2007-12-20 19:49:30 · answer #1 · answered by letterstoheather 7 · 0 0

Read, "To Train Up a Child" by Michael and Debi Pearl. You have got to get control of this child. What do you think the teen age years are going to be like? You are the parent and your child is desperately crying out for boundaries.

2007-12-21 05:12:55 · answer #2 · answered by ElioraImmanuel 3 · 0 0

It is quite obvious that YOU have induldged this child rather than disciplined her over the years. YOU have given in to her tantrums rather than telling her "no" and using time outs and CONSISTENTLY. She does NOT have to touch your breasts! She does NOT have to sleep with you YOU have determined that therefore YOU are creating the problem. NOTHING is going to work the first time YOU have to be consistent and do the same thing over and over and over and over...She has obviously gotten away with this for at LEAST four years...stopping it isn't going to happen overnight. Until you change YOUR behavior and stop induldging your child this is going to continue.

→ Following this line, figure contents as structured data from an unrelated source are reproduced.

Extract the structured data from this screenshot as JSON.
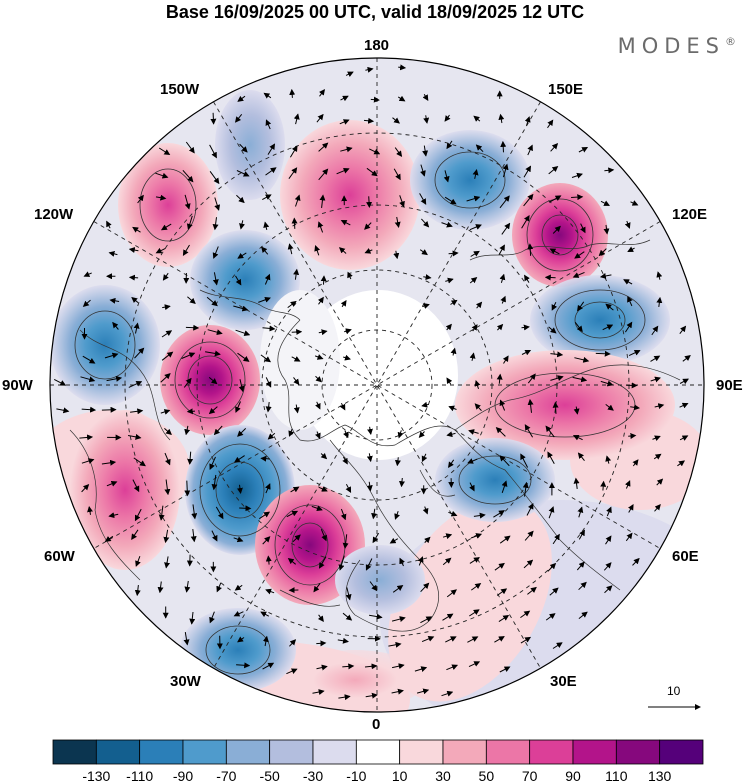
{
  "title": "Base 16/09/2025 00 UTC, valid 18/09/2025 12 UTC",
  "brand": "MODES",
  "brand_mark": "®",
  "meridian_labels": {
    "lon_180": "180",
    "lon_150w": "150W",
    "lon_150e": "150E",
    "lon_120w": "120W",
    "lon_120e": "120E",
    "lon_90w": "90W",
    "lon_90e": "90E",
    "lon_60w": "60W",
    "lon_60e": "60E",
    "lon_30w": "30W",
    "lon_30e": "30E",
    "lon_0": "0"
  },
  "reference_vector": {
    "value": "10"
  },
  "colorbar": {
    "ticks": [
      "-130",
      "-110",
      "-90",
      "-70",
      "-50",
      "-30",
      "-10",
      "10",
      "30",
      "50",
      "70",
      "90",
      "110",
      "130"
    ],
    "colors": [
      "#0b3550",
      "#135f8f",
      "#2b7fb8",
      "#4f9bcc",
      "#8aaed6",
      "#b3bede",
      "#dcdcee",
      "#ffffff",
      "#f9d8dc",
      "#f3a9ba",
      "#ec76a7",
      "#dc3f98",
      "#b3148a",
      "#86087d",
      "#55007a"
    ]
  },
  "map_data": {
    "projection": "north polar stereographic",
    "field": "anomaly with wind vectors",
    "anomaly_centers": [
      {
        "lon": "150W",
        "sign": "positive",
        "peak": 70
      },
      {
        "lon": "160W",
        "sign": "negative",
        "peak": -50
      },
      {
        "lon": "170E",
        "sign": "positive",
        "peak": 70
      },
      {
        "lon": "150E",
        "sign": "negative",
        "peak": -70
      },
      {
        "lon": "130E",
        "sign": "positive",
        "peak": 90
      },
      {
        "lon": "110E",
        "sign": "negative",
        "peak": -90
      },
      {
        "lon": "90E",
        "sign": "positive",
        "peak": 70
      },
      {
        "lon": "60E",
        "sign": "negative",
        "peak": -70
      },
      {
        "lon": "120W",
        "sign": "negative",
        "peak": -70
      },
      {
        "lon": "100W",
        "sign": "negative",
        "peak": -90
      },
      {
        "lon": "85W",
        "sign": "positive",
        "peak": 110
      },
      {
        "lon": "65W",
        "sign": "positive",
        "peak": 70
      },
      {
        "lon": "55W",
        "sign": "negative",
        "peak": -110
      },
      {
        "lon": "40W",
        "sign": "positive",
        "peak": 110
      },
      {
        "lon": "30W",
        "sign": "negative",
        "peak": -90
      },
      {
        "lon": "20E",
        "sign": "positive",
        "peak": 50
      }
    ]
  }
}
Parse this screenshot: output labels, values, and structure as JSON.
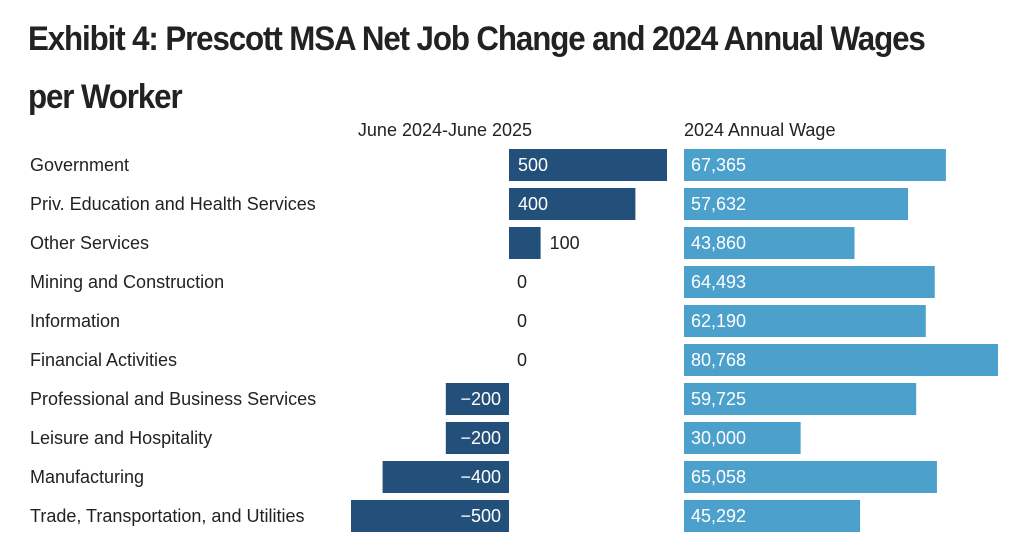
{
  "title": "Exhibit 4: Prescott MSA Net Job Change and 2024 Annual Wages per Worker",
  "chart_data": {
    "type": "bar",
    "orientation": "horizontal",
    "title": "Exhibit 4: Prescott MSA Net Job Change and 2024 Annual Wages per Worker",
    "categories": [
      "Government",
      "Priv. Education and Health Services",
      "Other Services",
      "Mining and Construction",
      "Information",
      "Financial Activities",
      "Professional and Business Services",
      "Leisure and Hospitality",
      "Manufacturing",
      "Trade, Transportation, and Utilities"
    ],
    "series": [
      {
        "name": "June 2024-June 2025",
        "values": [
          500,
          400,
          100,
          0,
          0,
          0,
          -200,
          -200,
          -400,
          -500
        ],
        "labels": [
          "500",
          "400",
          "100",
          "0",
          "0",
          "0",
          "−200",
          "−200",
          "−400",
          "−500"
        ],
        "color": "#22507a",
        "xlim": [
          -500,
          500
        ]
      },
      {
        "name": "2024 Annual Wage",
        "values": [
          67365,
          57632,
          43860,
          64493,
          62190,
          80768,
          59725,
          30000,
          65058,
          45292
        ],
        "labels": [
          "67,365",
          "57,632",
          "43,860",
          "64,493",
          "62,190",
          "80,768",
          "59,725",
          "30,000",
          "65,058",
          "45,292"
        ],
        "color": "#4ba0cc",
        "xlim": [
          0,
          80768
        ]
      }
    ]
  }
}
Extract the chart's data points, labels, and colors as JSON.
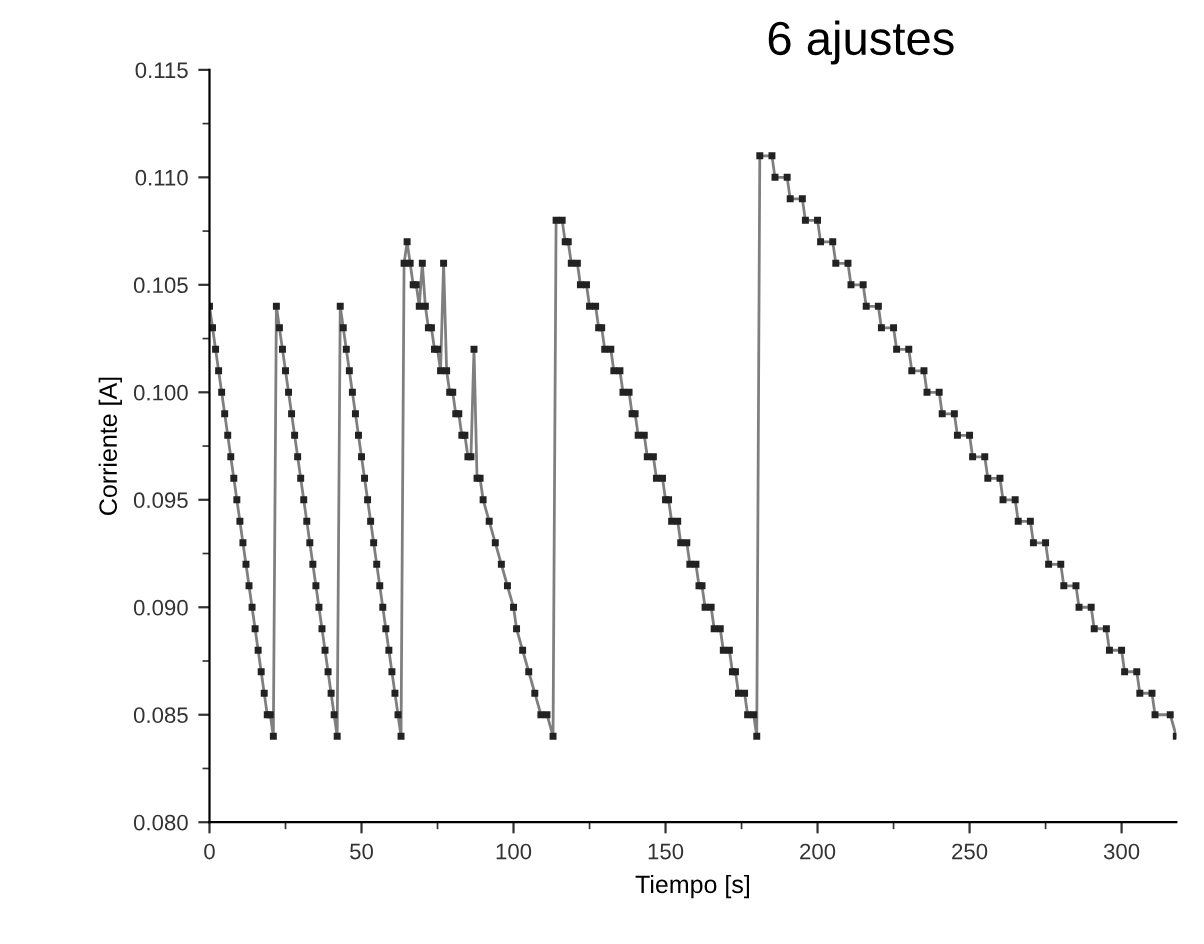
{
  "chart_data": {
    "type": "line",
    "title": "6 ajustes",
    "xlabel": "Tiempo [s]",
    "ylabel": "Corriente [A]",
    "xlim": [
      0,
      318
    ],
    "xticks": [
      0,
      50,
      100,
      150,
      200,
      250,
      300
    ],
    "ylim": [
      0.08,
      0.115
    ],
    "yticks": [
      {
        "value": 0.08,
        "label": "0.080"
      },
      {
        "value": 0.085,
        "label": "0.085"
      },
      {
        "value": 0.09,
        "label": "0.090"
      },
      {
        "value": 0.095,
        "label": "0.095"
      },
      {
        "value": 0.1,
        "label": "0.100"
      },
      {
        "value": 0.105,
        "label": "0.105"
      },
      {
        "value": 0.11,
        "label": "0.110"
      },
      {
        "value": 0.115,
        "label": "0.115"
      }
    ],
    "grid": false,
    "marker": "square",
    "line_style": "solid",
    "series": [
      {
        "color": "#7f7f7f",
        "x": [
          0,
          1,
          2,
          3,
          4,
          5,
          6,
          7,
          8,
          9,
          10,
          11,
          12,
          13,
          14,
          15,
          16,
          17,
          18,
          19,
          20,
          21,
          22,
          23,
          24,
          25,
          26,
          27,
          28,
          29,
          30,
          31,
          32,
          33,
          34,
          35,
          36,
          37,
          38,
          39,
          40,
          41,
          42,
          43,
          44,
          45,
          46,
          47,
          48,
          49,
          50,
          51,
          52,
          53,
          54,
          55,
          56,
          57,
          58,
          59,
          60,
          61,
          62,
          63,
          64,
          65,
          66,
          67,
          68,
          69,
          70,
          71,
          72,
          73,
          74,
          75,
          76,
          77,
          78,
          79,
          80,
          81,
          82,
          83,
          84,
          85,
          86,
          87,
          88,
          89,
          90,
          92,
          94,
          96,
          98,
          100,
          101,
          103,
          105,
          107,
          109,
          111,
          113,
          114,
          116,
          117,
          118,
          119,
          121,
          122,
          124,
          125,
          127,
          128,
          129,
          130,
          132,
          133,
          135,
          136,
          138,
          139,
          140,
          141,
          143,
          144,
          146,
          147,
          149,
          150,
          151,
          152,
          154,
          155,
          157,
          158,
          160,
          161,
          162,
          163,
          165,
          166,
          168,
          169,
          171,
          172,
          173,
          174,
          176,
          177,
          179,
          180,
          181,
          185,
          186,
          190,
          191,
          195,
          196,
          200,
          201,
          205,
          206,
          210,
          211,
          215,
          216,
          220,
          221,
          225,
          226,
          230,
          231,
          235,
          236,
          240,
          241,
          245,
          246,
          250,
          251,
          255,
          256,
          260,
          261,
          265,
          266,
          270,
          271,
          275,
          276,
          280,
          281,
          285,
          286,
          290,
          291,
          295,
          296,
          300,
          301,
          305,
          306,
          310,
          311,
          316,
          318
        ],
        "values": [
          0.104,
          0.103,
          0.102,
          0.101,
          0.1,
          0.099,
          0.098,
          0.097,
          0.096,
          0.095,
          0.094,
          0.093,
          0.092,
          0.091,
          0.09,
          0.089,
          0.088,
          0.087,
          0.086,
          0.085,
          0.085,
          0.084,
          0.104,
          0.103,
          0.102,
          0.101,
          0.1,
          0.099,
          0.098,
          0.097,
          0.096,
          0.095,
          0.094,
          0.093,
          0.092,
          0.091,
          0.09,
          0.089,
          0.088,
          0.087,
          0.086,
          0.085,
          0.084,
          0.104,
          0.103,
          0.102,
          0.101,
          0.1,
          0.099,
          0.098,
          0.097,
          0.096,
          0.095,
          0.094,
          0.093,
          0.092,
          0.091,
          0.09,
          0.089,
          0.088,
          0.087,
          0.086,
          0.085,
          0.084,
          0.106,
          0.107,
          0.106,
          0.105,
          0.105,
          0.104,
          0.106,
          0.104,
          0.103,
          0.103,
          0.102,
          0.102,
          0.101,
          0.106,
          0.101,
          0.1,
          0.1,
          0.099,
          0.099,
          0.098,
          0.098,
          0.097,
          0.097,
          0.102,
          0.096,
          0.096,
          0.095,
          0.094,
          0.093,
          0.092,
          0.091,
          0.09,
          0.089,
          0.088,
          0.087,
          0.086,
          0.085,
          0.085,
          0.084,
          0.108,
          0.108,
          0.107,
          0.107,
          0.106,
          0.106,
          0.105,
          0.105,
          0.104,
          0.104,
          0.103,
          0.103,
          0.102,
          0.102,
          0.101,
          0.101,
          0.1,
          0.1,
          0.099,
          0.099,
          0.098,
          0.098,
          0.097,
          0.097,
          0.096,
          0.096,
          0.095,
          0.095,
          0.094,
          0.094,
          0.093,
          0.093,
          0.092,
          0.092,
          0.091,
          0.091,
          0.09,
          0.09,
          0.089,
          0.089,
          0.088,
          0.088,
          0.087,
          0.087,
          0.086,
          0.086,
          0.085,
          0.085,
          0.084,
          0.111,
          0.111,
          0.11,
          0.11,
          0.109,
          0.109,
          0.108,
          0.108,
          0.107,
          0.107,
          0.106,
          0.106,
          0.105,
          0.105,
          0.104,
          0.104,
          0.103,
          0.103,
          0.102,
          0.102,
          0.101,
          0.101,
          0.1,
          0.1,
          0.099,
          0.099,
          0.098,
          0.098,
          0.097,
          0.097,
          0.096,
          0.096,
          0.095,
          0.095,
          0.094,
          0.094,
          0.093,
          0.093,
          0.092,
          0.092,
          0.091,
          0.091,
          0.09,
          0.09,
          0.089,
          0.089,
          0.088,
          0.088,
          0.087,
          0.087,
          0.086,
          0.086,
          0.085,
          0.085,
          0.084
        ]
      }
    ]
  }
}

2007-12-20 14:04:36 · answer #3 · answered by Anonymous · 2 0

She has figured out that is her way of getting what she wants. I am not making less of the ex but you still need to be firm with her. Ignore her tantrums. After you ignore her enough she will give up.

2007-12-20 14:38:55 · answer #4 · answered by rlm 2 · 2 0

Your daughter's behavior may be the legacy of witnessing your husband's abuse. You really need to find a good therapist for your daughter, and yourself. Your guilt about your past relationship may also be affecting your ability to parent effectively.

Your daughter needs to learn, through you and therapy, that she is not damaged goods.